Effective 01 January 2022 Tahiti will ban “very large” cruise ships from stopovers in French Polynesia. Instead, the idyllic South Pacific archipelago will favour small to medium capacity vessels.
The new cruise industry strategy will seemingly favour the luxury and ultra-luxury cruise lines that operate smaller cruise ships. Indeed, the fabled island of Bora Bora will now be off-limits to all but those vessels.
It’s about sustainable development
Tahiti Tourisme say the move is part of a new cruise industry strategy that will ensure “sustainability and inclusive development” of tourism in French Polynesia. The number of turnaround cruises (voyages that start or end) in Tahiti has doubled in the last 10 years. Cruising was worth USD167-million to the local economy in 2019, with more than 40,000 cruise passengers visiting French Polynesia.
Bora Bora off limits
Also in 2019 the municipality of Bora Bora expressed concerns about the size of visiting cruise ships. After discussions with the municipality, now only 1,200 cruise passengers per day can visit. Tahiti Tourisme have told us it shows a desire to preserve the beauty of its lagoon as well as the quality of service for which Bora Bora has become famous.
It’s worth noting that the new industry strategy will preference cruise lines based in French Polynesia. In particular those operating vessels with fewer than 700 guests.

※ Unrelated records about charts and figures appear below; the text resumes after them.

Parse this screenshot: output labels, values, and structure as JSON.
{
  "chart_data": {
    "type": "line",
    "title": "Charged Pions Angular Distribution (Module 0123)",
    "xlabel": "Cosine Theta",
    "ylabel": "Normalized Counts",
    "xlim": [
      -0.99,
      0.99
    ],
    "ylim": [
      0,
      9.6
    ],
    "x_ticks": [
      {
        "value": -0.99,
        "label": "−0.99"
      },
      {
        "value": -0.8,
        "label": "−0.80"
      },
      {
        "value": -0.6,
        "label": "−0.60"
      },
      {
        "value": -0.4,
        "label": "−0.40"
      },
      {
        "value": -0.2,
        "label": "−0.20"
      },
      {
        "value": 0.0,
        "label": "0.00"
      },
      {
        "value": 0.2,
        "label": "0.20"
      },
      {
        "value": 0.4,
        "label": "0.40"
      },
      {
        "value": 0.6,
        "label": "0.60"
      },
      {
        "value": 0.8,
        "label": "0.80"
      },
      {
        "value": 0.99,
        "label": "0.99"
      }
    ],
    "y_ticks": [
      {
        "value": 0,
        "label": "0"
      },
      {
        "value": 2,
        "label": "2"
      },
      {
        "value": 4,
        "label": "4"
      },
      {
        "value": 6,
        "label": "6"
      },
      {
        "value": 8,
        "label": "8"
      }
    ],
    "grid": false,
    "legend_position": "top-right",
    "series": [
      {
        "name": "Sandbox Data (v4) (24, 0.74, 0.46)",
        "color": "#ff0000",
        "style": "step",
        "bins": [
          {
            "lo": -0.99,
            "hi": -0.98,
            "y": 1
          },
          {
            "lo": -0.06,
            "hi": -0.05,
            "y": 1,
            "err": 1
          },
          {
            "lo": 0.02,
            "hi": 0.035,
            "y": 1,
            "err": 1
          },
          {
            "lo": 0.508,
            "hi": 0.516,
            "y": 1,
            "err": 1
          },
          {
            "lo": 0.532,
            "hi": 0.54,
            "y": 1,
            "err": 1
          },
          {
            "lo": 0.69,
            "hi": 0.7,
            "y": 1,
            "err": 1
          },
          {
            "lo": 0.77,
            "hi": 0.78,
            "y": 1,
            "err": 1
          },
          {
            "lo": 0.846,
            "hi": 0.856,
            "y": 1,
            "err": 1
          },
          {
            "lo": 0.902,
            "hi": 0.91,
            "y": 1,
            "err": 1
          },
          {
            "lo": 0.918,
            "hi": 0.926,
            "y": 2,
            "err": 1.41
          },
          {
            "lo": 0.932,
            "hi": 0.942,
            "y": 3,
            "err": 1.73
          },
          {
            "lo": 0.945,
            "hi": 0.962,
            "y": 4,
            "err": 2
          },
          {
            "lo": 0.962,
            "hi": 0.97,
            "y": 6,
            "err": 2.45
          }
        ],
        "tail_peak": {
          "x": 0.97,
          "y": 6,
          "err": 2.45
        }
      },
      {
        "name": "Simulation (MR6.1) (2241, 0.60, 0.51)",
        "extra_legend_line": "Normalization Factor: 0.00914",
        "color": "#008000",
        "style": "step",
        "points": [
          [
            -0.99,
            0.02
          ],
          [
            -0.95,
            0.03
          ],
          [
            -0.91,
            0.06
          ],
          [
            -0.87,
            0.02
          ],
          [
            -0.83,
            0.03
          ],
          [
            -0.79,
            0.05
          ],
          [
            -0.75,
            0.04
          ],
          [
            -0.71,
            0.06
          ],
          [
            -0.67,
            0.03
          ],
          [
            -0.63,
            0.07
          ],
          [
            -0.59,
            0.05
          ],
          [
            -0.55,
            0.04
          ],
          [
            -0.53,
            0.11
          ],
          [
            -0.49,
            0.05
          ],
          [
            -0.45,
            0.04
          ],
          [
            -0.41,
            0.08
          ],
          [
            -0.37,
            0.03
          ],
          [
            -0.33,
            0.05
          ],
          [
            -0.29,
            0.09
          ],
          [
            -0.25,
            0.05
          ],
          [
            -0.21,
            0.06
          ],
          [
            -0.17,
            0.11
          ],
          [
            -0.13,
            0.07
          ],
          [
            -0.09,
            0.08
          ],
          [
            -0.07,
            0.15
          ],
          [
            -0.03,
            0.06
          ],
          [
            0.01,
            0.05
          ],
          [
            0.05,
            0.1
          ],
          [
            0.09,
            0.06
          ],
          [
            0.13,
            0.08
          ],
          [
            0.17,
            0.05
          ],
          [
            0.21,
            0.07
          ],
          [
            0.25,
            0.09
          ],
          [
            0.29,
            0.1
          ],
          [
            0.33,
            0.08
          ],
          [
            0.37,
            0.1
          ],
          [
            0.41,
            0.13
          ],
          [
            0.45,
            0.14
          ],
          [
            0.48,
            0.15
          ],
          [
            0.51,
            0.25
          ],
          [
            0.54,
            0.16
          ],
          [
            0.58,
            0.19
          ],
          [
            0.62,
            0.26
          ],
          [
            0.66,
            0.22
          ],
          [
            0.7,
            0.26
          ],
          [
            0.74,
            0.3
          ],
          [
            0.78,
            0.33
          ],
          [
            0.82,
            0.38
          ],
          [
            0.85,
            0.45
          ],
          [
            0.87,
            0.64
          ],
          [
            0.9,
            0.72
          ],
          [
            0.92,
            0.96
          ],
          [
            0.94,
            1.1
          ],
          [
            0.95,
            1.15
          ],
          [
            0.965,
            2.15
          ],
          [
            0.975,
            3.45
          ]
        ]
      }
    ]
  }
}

The 330- guest Paul Gauguin operated by Ponant and the 230-guest Aranui will be obvious beneficiaries.
Tahiti ban large cruise ships deemed as ‘not suited’
Moreover, the updated industry rules will now only permit voyages to commence or conclude in Tahiti if a vessel carries fewer than 2,501 guests. Larger vessels up to 3,500 guests can cruise French Polynesia, but not turnaround. However, cruise ships with more than 3,500 passengers will not be welcome. A statement from Tahiti Tourisme said: “they are not suited for our destination”.